Около девяти мосье Йошото снял очки и, шаркая ногами, прошлепал к моему столу — в руках он держал стопку рисунков. Полтора часа я просидел без всякого дела, с усилием сдерживая бурчание в животе. Когда он приблизился, я торопливо встал ему навстречу, слегка сутулясь, чтобы не смущать его своим высоким ростом. Он вручил мне принесенные рисунки и вежливо спросил, не буду ли я так добр перевести его замечания с французского на английский. Я сказал: «Oui, monsieur». С легким поклоном он прошаркал назад, к своему столу. Я отодвинул карандаши, вынул авторучку и с тоской в душе принялся за работу.
Как и многие другие, по-настоящему хорошие художники, мосье Йошото как преподаватель стоял ничуть не выше любого посредственного живописца с кое-какими педагогическими способностями. Его практические поправки, то есть его рисунки, нанесенные на кальку поверх рисунков учащихся, вместе с письменными замечаниями на обороте рисунков вполне могли показать мало-мальски способному ученику, как похоже изобразить свинью или даже как живописно изобразить свинью в живописном хлеву. Но никогда в жизни он не сумел бы научить кого-нибудь отлично написать свинью и так же отлично хлев, а ведь передачи, к тому же заочной, именно этого небольшого секрета мастерства и добивались от него так жадно наиболее способные ученики. И не в том, разумеется, было дело, что он сознательно или бессознательно скрывал свой талант или не расточал его из скупости, он просто не умел его передать. Сначала эта жестокая правда как-то не затронула и не поразила меня. Но представьте себе мое положение, когда доказательства его беспомощности все накапливались и накапливались. Ко второму завтраку я дошел до такого состояния, что должен был соблюдать величайшую осторожность, чтобы не размазать строчку перевода потными ладонями. В довершение всего у мосье Йошото оказался на редкость неразборчивый почерк. И когда настала пора идти завтракать, я решительно отверг приглашение четы Йошото. Я сказал, что мне надо на почту. Сбежав по лестнице, я наугад углубился в путаницу незнакомых, запущенных улочек. Увидав закусочную, я забежал туда, проглотил четыре «с пылу, с жару» кони-айлендские колбаски и выпил три чашки мутного кофе.

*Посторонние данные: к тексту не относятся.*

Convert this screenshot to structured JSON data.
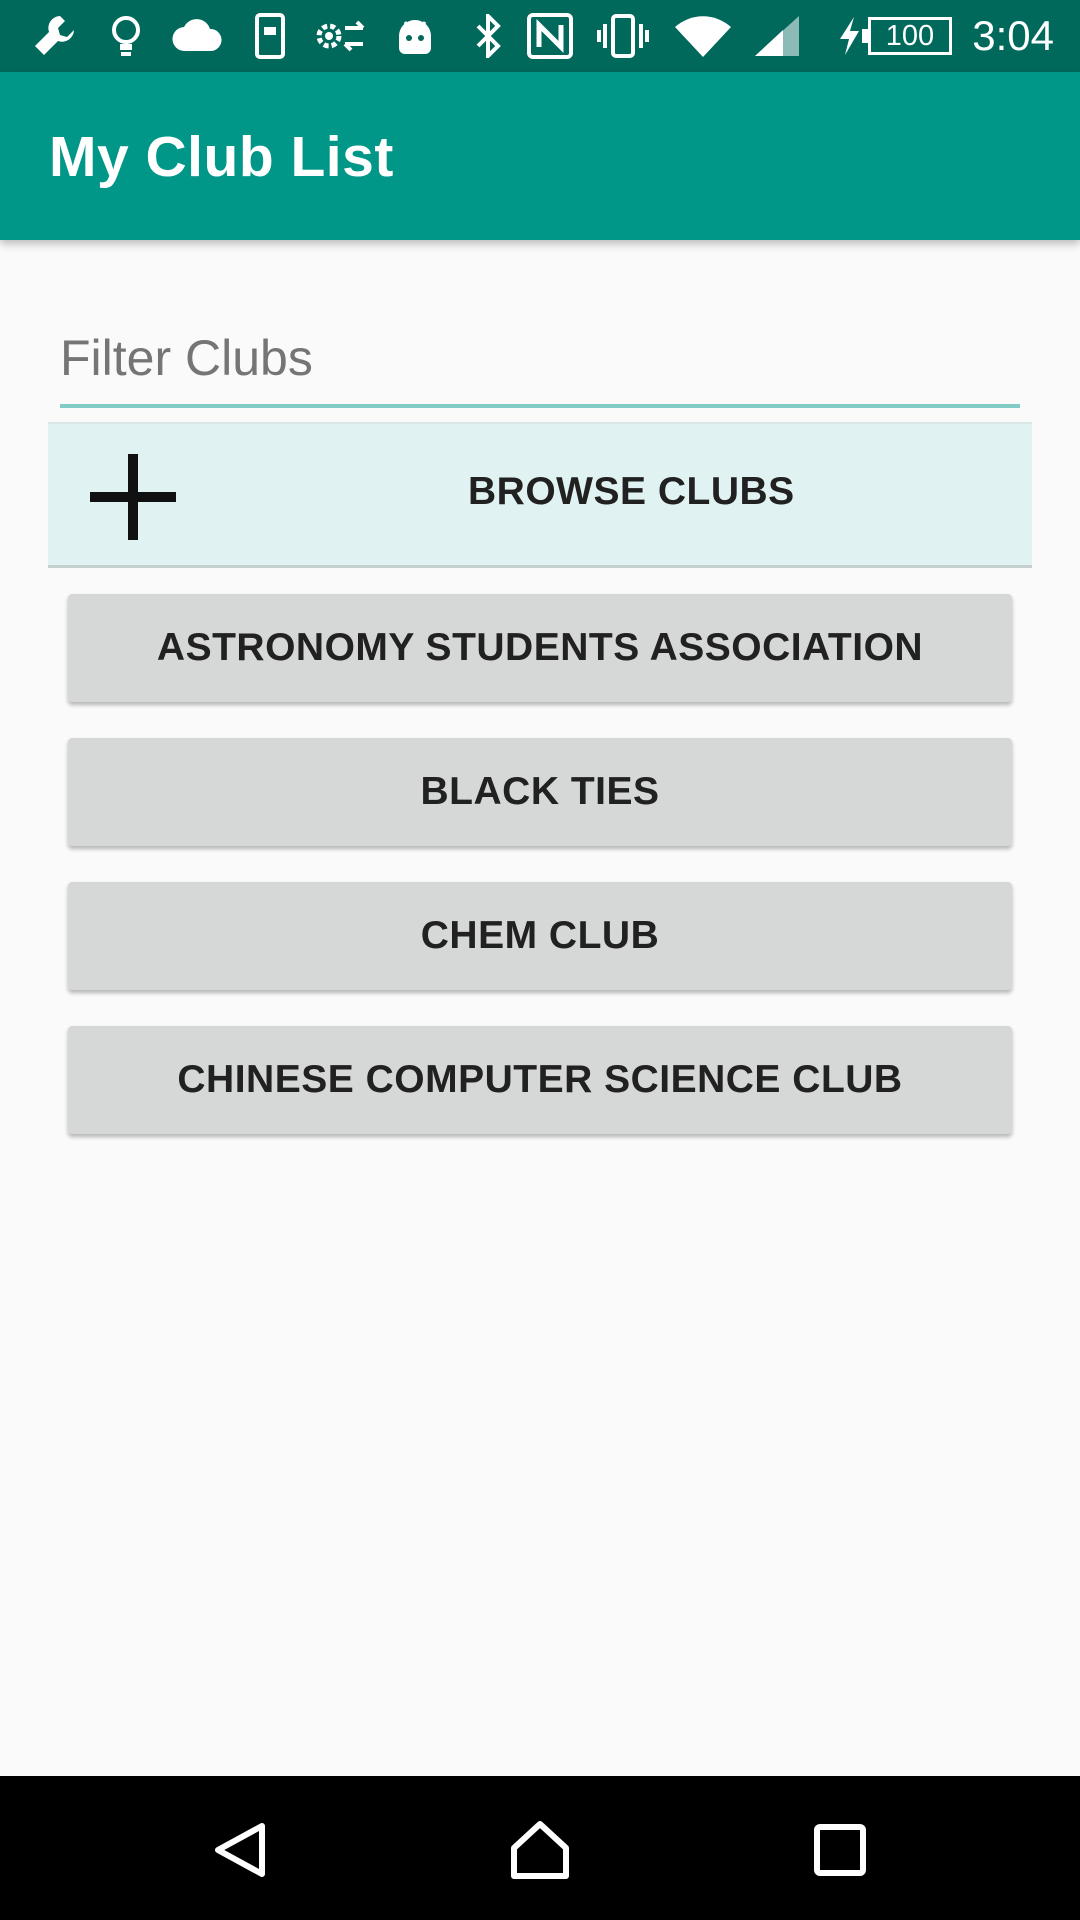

Возвращаясь к «Les Amis de Vieux Maitres», я ощутил сначала привычную смутную тревогу — правда, с ней я, по прошлому опыту, более или менее умел справляться, но тут она перешла в настоящий страх: неужели мои личные качества тому виной, что мосье Йошото не нашел для меня лучшего дела, чем эти переводы? Неужто старый Фу Маньчжу раскусив меня, понял, что я не только хотел сбить его с толку всякими выдумками, но что я, девятнадцатилетний мальчишка, и усы отрастил для того. Думать об этом было невыносимо. Вера моя в справедливость медленно подтачивалась.